The next morning I got a call from a friend that a mutual friend of over 40 years had lost his 35 year-old, 6’5”, strapping son to a sudden heart attack. I have that ceremony to attend on Saturday just outside Boston.

All this after losing four friends over the winter that were very much a part of my life and in particular my outdoor life, dating back to the late fifties. I then found out that one of my two remaining friends from that time is now burdened with Alzheimer’s.

With all this, I needed a little “me time” so I hopped in the truck and headed for a couple of local lakes. I really wasn’t very intent on catching fish, but a fish or two might lift my spirits.

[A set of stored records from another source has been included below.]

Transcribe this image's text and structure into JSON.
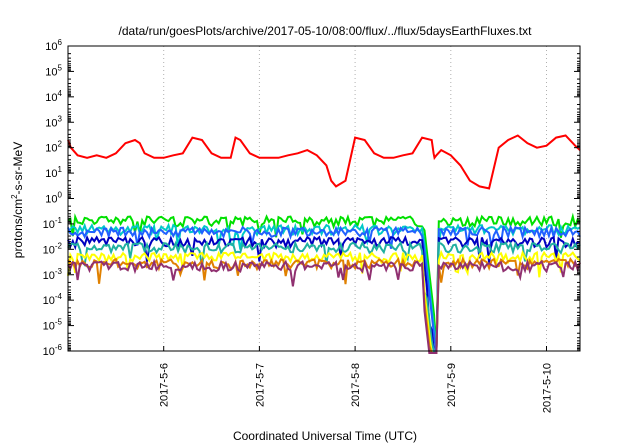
{
  "chart_data": {
    "type": "line",
    "title": "/data/run/goesPlots/archive/2017-05-10/08:00/flux/../flux/5daysEarthFluxes.txt",
    "xlabel": "Coordinated Universal Time (UTC)",
    "ylabel": {
      "pre": "protons/cm",
      "sup": "2",
      "post": "-s-sr-MeV"
    },
    "yscale": "log",
    "ylim": [
      1e-06,
      1000000.0
    ],
    "xlim": [
      2017.0501,
      2017.0536
    ],
    "y_ticks": [
      {
        "base": "10",
        "exp": "6",
        "v": 6
      },
      {
        "base": "10",
        "exp": "5",
        "v": 5
      },
      {
        "base": "10",
        "exp": "4",
        "v": 4
      },
      {
        "base": "10",
        "exp": "3",
        "v": 3
      },
      {
        "base": "10",
        "exp": "2",
        "v": 2
      },
      {
        "base": "10",
        "exp": "1",
        "v": 1
      },
      {
        "base": "10",
        "exp": "0",
        "v": 0
      },
      {
        "base": "10",
        "exp": "-1",
        "v": -1
      },
      {
        "base": "10",
        "exp": "-2",
        "v": -2
      },
      {
        "base": "10",
        "exp": "-3",
        "v": -3
      },
      {
        "base": "10",
        "exp": "-4",
        "v": -4
      },
      {
        "base": "10",
        "exp": "-5",
        "v": -5
      },
      {
        "base": "10",
        "exp": "-6",
        "v": -6
      }
    ],
    "x_ticks": [
      {
        "label": "2017-5-6",
        "day": 6
      },
      {
        "label": "2017-5-7",
        "day": 7
      },
      {
        "label": "2017-5-8",
        "day": 8
      },
      {
        "label": "2017-5-9",
        "day": 9
      },
      {
        "label": "2017-5-10",
        "day": 10
      }
    ],
    "x_range_days": [
      5.0,
      10.35
    ],
    "grid": "vertical dotted at day ticks",
    "series": [
      {
        "color": "#ff0000",
        "x": [
          5.0,
          5.03,
          5.1,
          5.2,
          5.3,
          5.4,
          5.5,
          5.6,
          5.7,
          5.75,
          5.8,
          5.9,
          6.0,
          6.1,
          6.2,
          6.3,
          6.4,
          6.5,
          6.6,
          6.7,
          6.75,
          6.8,
          6.9,
          7.0,
          7.1,
          7.2,
          7.3,
          7.4,
          7.5,
          7.6,
          7.7,
          7.75,
          7.8,
          7.9,
          8.0,
          8.1,
          8.2,
          8.3,
          8.4,
          8.5,
          8.6,
          8.7,
          8.8,
          8.82,
          8.83,
          8.85,
          8.9,
          9.0,
          9.1,
          9.2,
          9.3,
          9.4,
          9.5,
          9.6,
          9.7,
          9.8,
          9.9,
          10.0,
          10.1,
          10.2,
          10.3,
          10.35
        ],
        "y": [
          200,
          100,
          50,
          40,
          50,
          40,
          60,
          150,
          200,
          150,
          60,
          40,
          40,
          50,
          60,
          250,
          200,
          60,
          40,
          40,
          250,
          200,
          60,
          40,
          40,
          40,
          50,
          60,
          80,
          50,
          20,
          5,
          3,
          5,
          250,
          200,
          60,
          40,
          40,
          50,
          60,
          250,
          200,
          60,
          40,
          50,
          80,
          50,
          20,
          5,
          3,
          2.5,
          100,
          200,
          300,
          150,
          100,
          120,
          250,
          300,
          120,
          80
        ]
      },
      {
        "color": "#00e000",
        "level": 0.13
      },
      {
        "color": "#00c8c8",
        "level": 0.06
      },
      {
        "color": "#2060ff",
        "level": 0.05
      },
      {
        "color": "#0000c0",
        "level": 0.02
      },
      {
        "color": "#20b0a0",
        "level": 0.012
      },
      {
        "color": "#ffff00",
        "level": 0.005
      },
      {
        "color": "#e08000",
        "level": 0.0028
      },
      {
        "color": "#903070",
        "level": 0.0022
      }
    ],
    "dropout_day": 8.72
  }
}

Things started off slowly, but the arsenal of lures that I keep for just such an occasion was not fully vetted yet. I keep a box with single, barbless-hooked lures, one each of virtually all of my favorites, for days when I want to travel light and ensure that no trout will be injured.

After the first dozen or so lures failed, I put one of my top, if not my top favorite on, an EGB spoon from Sweden.

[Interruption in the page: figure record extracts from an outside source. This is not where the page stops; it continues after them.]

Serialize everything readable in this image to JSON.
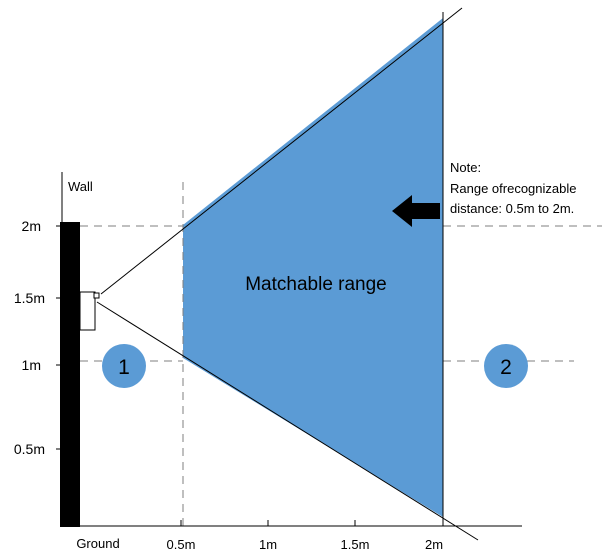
{
  "colors": {
    "range_fill": "#5b9bd5",
    "wall": "#000000",
    "ink": "#000000",
    "dashed": "#7f7f7f",
    "badge_fill": "#5b9bd5"
  },
  "axes": {
    "x_ticks": [
      "0.5m",
      "1m",
      "1.5m",
      "2m"
    ],
    "y_ticks": [
      "2m",
      "1.5m",
      "1m",
      "0.5m"
    ],
    "ground_label": "Ground",
    "wall_label": "Wall"
  },
  "range_label": "Matchable range",
  "note": {
    "title": "Note:",
    "line1": "Range ofrecognizable",
    "line2": "distance: 0.5m to 2m."
  },
  "badges": {
    "left": "1",
    "right": "2"
  },
  "icons": {
    "arrow": "left-arrow-icon",
    "device": "face-terminal-device-icon"
  }
}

I Put My Top Favorite Lure On

I Put My Top Favorite Lure On

BOOM! First cast a beautiful rainbow grabbed it and vaulted 3 feet into the air. He shook the lure, but I was thrilled just to see him. That brightened my day, and it would get much brighter.

In the next hour, I caught a dozen or so, and I lost another half dozen as they shook themselves free.

While I was in the middle of all this, standing in my waders on this beautiful lake all by myself, it reminded me of the closing scene of “A River Runs Through It”. If you’ve seen it or read the book, you’ll know exactly what I mean. Norman is standing in the river in his waders, now an old man, reflecting on all the people that shared his life and passions.

That’s what I was doing. I thought of every significant person that I had shared a lake or river with over my life time. Almost all of them now passed.

My dad of course was one of many, but the most significant was my friend Bob. I was holding his favorite rod and reel in my hand. Each year I try to start out the season by catching the first fish of the year (by “fish” I mean “trout,” as all other fish take a backseat to their beauty and mystique) on his rod.

I swear to you, with God as my witness, that in that moment I was literally talking out loud to Bobby. I said “You know I still miss you,” and I no more than uttered the last syllable, when a large rainbow all but pulled the rod out of my hand. I hooked him briefly, and then he leaped almost head high to me and shook the spoon. My take on all that was that Bobby was letting me know he was there with me.

19-Inch Rainbow Trout

19-Inch Rainbow Trout

I ended the day, few hours that it was, with a nice 19” trout. After which I turned and headed home leaving a bunch of hungry fish for some other lucky man who might need his spirits lifted.